Nicolas Sarkozy avait choisi Égypte de Moubarak pour partager avec lui la co-Présidence de l’UpM. Ce choix avait témoigné d'une autre méconnaissance des réalités méditerranéennes. Le montage institutionnel de l’UpM apparaît, ainsi, moins de trois ans après comme une triple erreur :
- en excluant les États-membres de l’UE non-méditerranéens du projet, il ignore le cadre politico-juridique de l’Union européenne (UE), braquant les Allemands qui interprètent la première mouture comme une « menace sur le projet européen » ;
- en substituant l’adhésion de la Turquie dans l’UE par une participation d’Ankara à l’UpM, il fragilise l’équilibre du processus du dialogue euro-méditerranéen en l’enfermant dans une logique euro-arabe anxiogène ;
- en choisissant Moubarrak comme co-Président, il empêche les pays de la rive
Sud de désigner eux-mêmes un supposé représentant et il construit
artificiellement un « bloc sud-méditerranéen » imputant une
cohésion entre les pays des zones maghrébine et machrékine - sans évoquer la
question de la représentation israélienne.
Selon un haut-fonctionnaire européen rencontré en décembre
dernier :
« Nommer Moubarak co-Président, c’est une erreur constitutionnelle majeure puisque l’Union pour la Méditerranée était censée être paritaire avec une co-Présidence etc. Donc, la co-Présidence devait être le fruit d’un consensus. Et pourtant en décembre 2007, à la suite d’un voyage à Hurghada puis Charm el-Cheikh, il dit « et bien, ce sera Moubarak ». Mettez-vous à la place du Roi du Maroc qui doit s’incliner devant Moubarak, surtout quand c’est Sarkozy qui le dit. Ce choix est aussi une erreur tactique parce que Moubarak est un dictateur vieillissant d’un pays qui est en perte de vitesse depuis 10 ans et dont le seul avantage est qu’il a signé un Traité de paix avec Israël, mais qui entretient une politique extrêmement ambiguë avec Israël. Et puis, il n’y a pas d’homogénéité dans la zone. Le Roi du Maroc est commandeur des croyants, Moubarak se dit laïc, pour ne citer que ça »
Les investisseurs et le risque
Les mouvements qui secouent le monde arabe pourront également être
interprétés comme une catastrophe pour l’UpM dans la mesure où ils renforcent
la perceptions du risque que représente la zone pour les éventuels
investisseurs. Tout se passe comme si l’émancipation démocratique freinerait
les possibilités de croissance économique, révélant ainsi l’impensé des enjeux
des libertés et des droits.

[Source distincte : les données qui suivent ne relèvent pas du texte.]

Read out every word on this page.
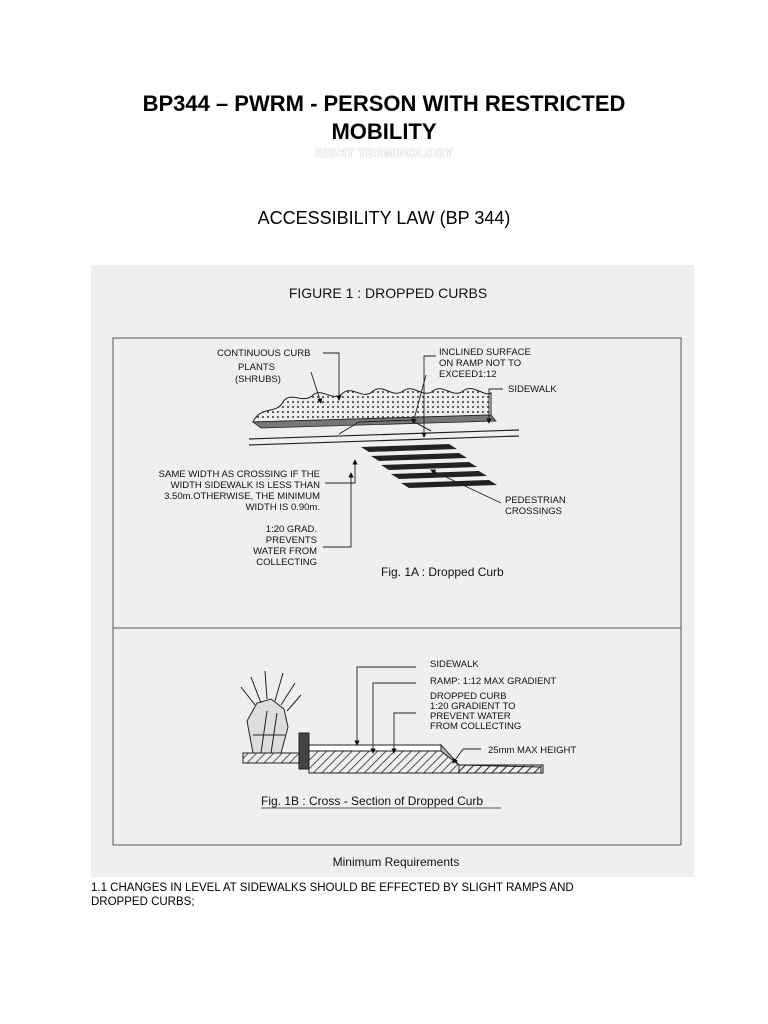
BP344 – PWRM - PERSON WITH RESTRICTED
MOBILITY
RIGHT TERMINOLOGY
ACCESSIBILITY LAW (BP 344)
FIGURE 1 : DROPPED CURBS
CONTINUOUS CURB
PLANTS
(SHRUBS)
INCLINED SURFACE
ON RAMP NOT TO
EXCEED1:12
SIDEWALK
SAME WIDTH AS CROSSING IF THE
WIDTH SIDEWALK IS LESS THAN
3.50m.OTHERWISE, THE MINIMUM
WIDTH IS 0.90m.
PEDESTRIAN
CROSSINGS
1:20 GRAD.
PREVENTS
WATER FROM
COLLECTING
Fig. 1A : Dropped Curb
SIDEWALK
RAMP: 1:12 MAX GRADIENT
DROPPED CURB
1:20 GRADIENT TO
PREVENT WATER
FROM COLLECTING
25mm MAX HEIGHT
Fig. 1B : Cross - Section of Dropped Curb
Minimum Requirements
1.1 CHANGES IN LEVEL AT SIDEWALKS SHOULD BE EFFECTED BY SLIGHT RAMPS AND
DROPPED CURBS;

Échaudés par la crise argentine il y a une décennie
qui avait vu Suez Environnement, par exemple, perdre plus de 700 milliards de
dollars du fait de la désolvabilité qui avait frappé ses investissements et de
son expoliation du marché, les investisseurs considèrent la rive Sud de la
Méditerranée comme une zone de sous-traitance. Les investissements directs étrangers
qui ont survécu à la crise de l’automne 2008 demeurent cantonnés à des secteurs
à faible valeur ajouté : nul transfert de technologie lorsque Hewlett
Packard fait emballer des cartons de cartouche d’encre en Égypte, guère plus
lorsque Renault fait assembler ses pièces à Tanger, préférant la Roumanie et la
Turquie pour les usines de fabrication. La raison ? L’absence de certitude
sur le cadre réglementaire, juridique, fiscal et technique dans lequel ces
entreprises vont opérer - par ailleurs renforcée par les dégradations des notes souveraines. Selon l’adage,
si une entreprise est prête à prendre certains risques technologiques et
économiques, elle est moins encline à en prendre sur le plan
politique.
En Méditerranée, les espoirs démocratiques semblent rimer avec la fermeture des marchés. Le plus désespérant, c’est qu’au regard de l’évolution de la coopération euro-méditerranéenne et des choix politiques effectués depuis la fin des années 1990, cette articulation n’apparaît même pas comme paradoxale.